Mi Fu (1051-1108), Sung Dynasty (960-1279)
Handscroll, ink on silk, 27.8 x 270.8 cm 
Mi Fu, a native of Hsiang-yang in Hupeh province who went by the style name Yüan-chang and was known as Mi Nan-kung, was an official but also a famous poet, painter, calligrapher, and collector in the Northern Sung period. Along with Ts'ai Hsiang, Su Shih, and Huang T'ing-chien, he was known as one of the Four Sung Masters of calligraphy.

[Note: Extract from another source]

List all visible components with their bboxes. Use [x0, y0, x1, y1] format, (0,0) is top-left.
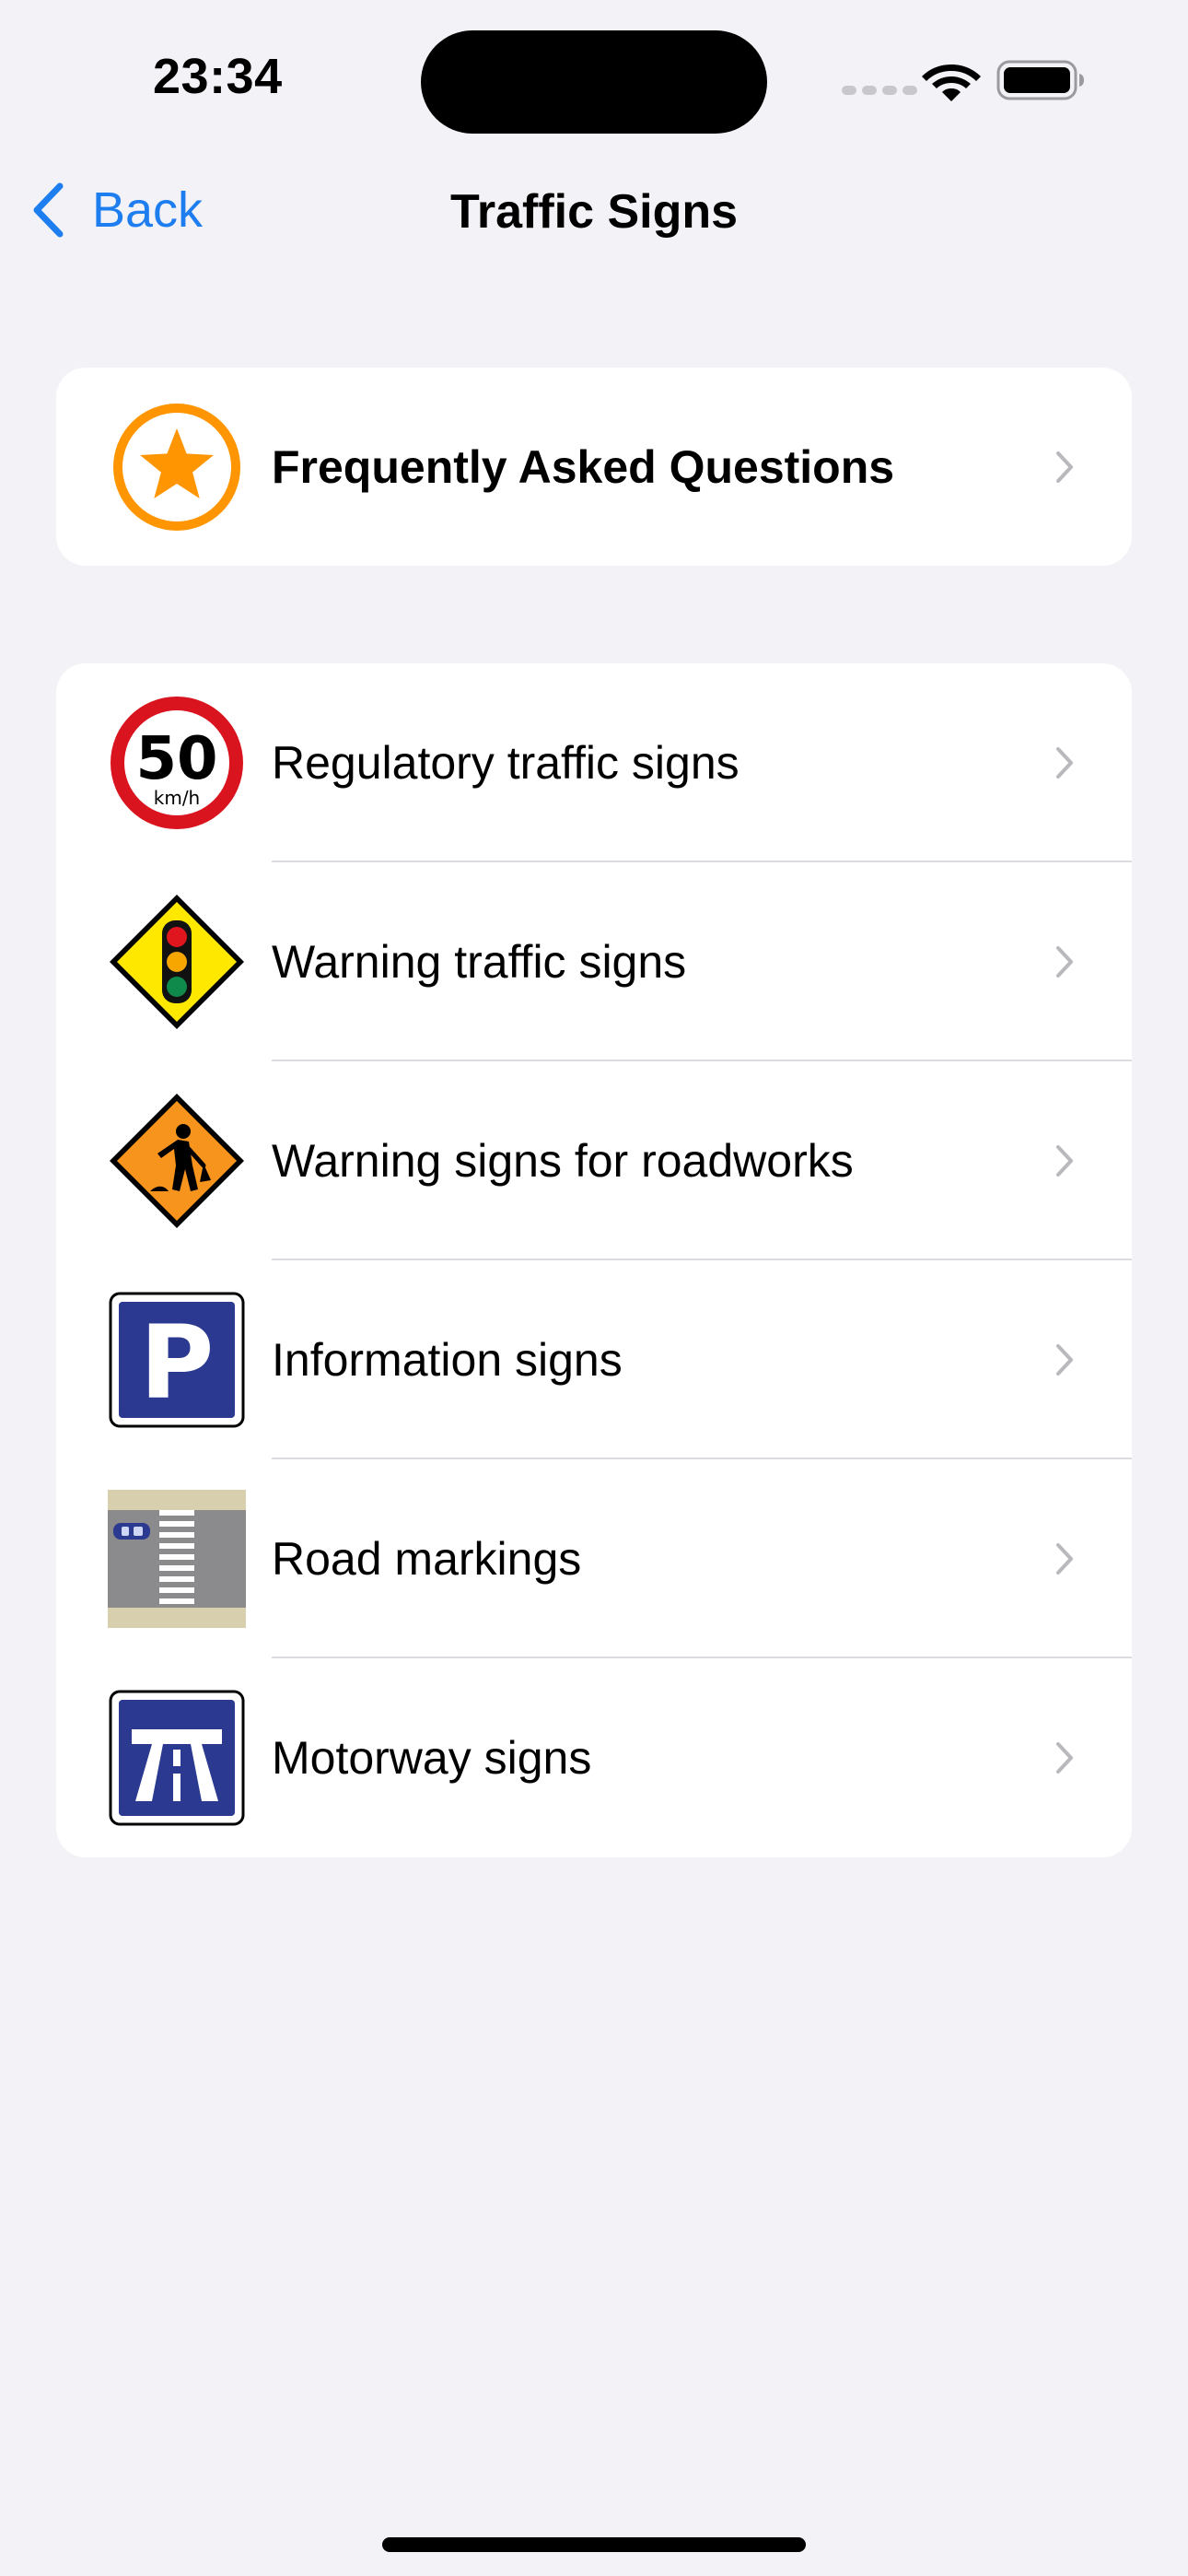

This handscroll of prized Szechwan silk was made in 1044 under the reign of Emperor Jen-tsung. Mi Fu used it to calligraph characters that were strongly influenced by those of Wang Hsien-chih, son of the “Sage Calligrapher” Wang Hsi-chih, and that have an untrammeled and expansive feeling. The top and bottom grid lines were woven into the scroll with the vertical ones drawn in ink, indicating that this type of silk was especially made for calligraphy. The owner of this scroll of silk had asked renowned calligraphers to write on it, but they only made records at the end. He then encountered Mi Fu, who consented to write a long piece of calligraphy. The date that he included at the end of the scroll corresponds to the year 1088. Among the works of the Four Sung Masters, the brushwork and speed in Mi's characters are the most lively and varied. Although done here within fine lines of black ink, Mi's running script flies with spirit and energy that is unrestrained by these "guidelines". In fact, the unique quality of Mi Fu's calligraphy lies in the great variety, which derives from his excellence in making use of every potential with the brush. The strokes--regardless of whether the brush tip is concealed or exposed, or whether they are plump or thin--all express the beauty of the art of writing. Indeed, this scroll imparts a sense of dashing and outstanding power, as if it were calligraphed with a joyful mood. This feeling derives from the strokes and forms of the characters dancing lightly and flying about the space in a vivid and free style. Mi Fu himself once wrote that calligraphing small characters is just like doing large ones, comparing it to a lion that tackles an elephant and uses all its might. This scroll is done in small characters and, when looking carefully at each--from applying to lifting the brush as well as from the first line to the end--many variations appear to the strokes and dots, and more characters appear slanted than straight. Sung dynasty artists had a major influence on later developments in calligraphy with their running script (which was noted for its personal and exuberant manner) of which this scroll is an excellent example.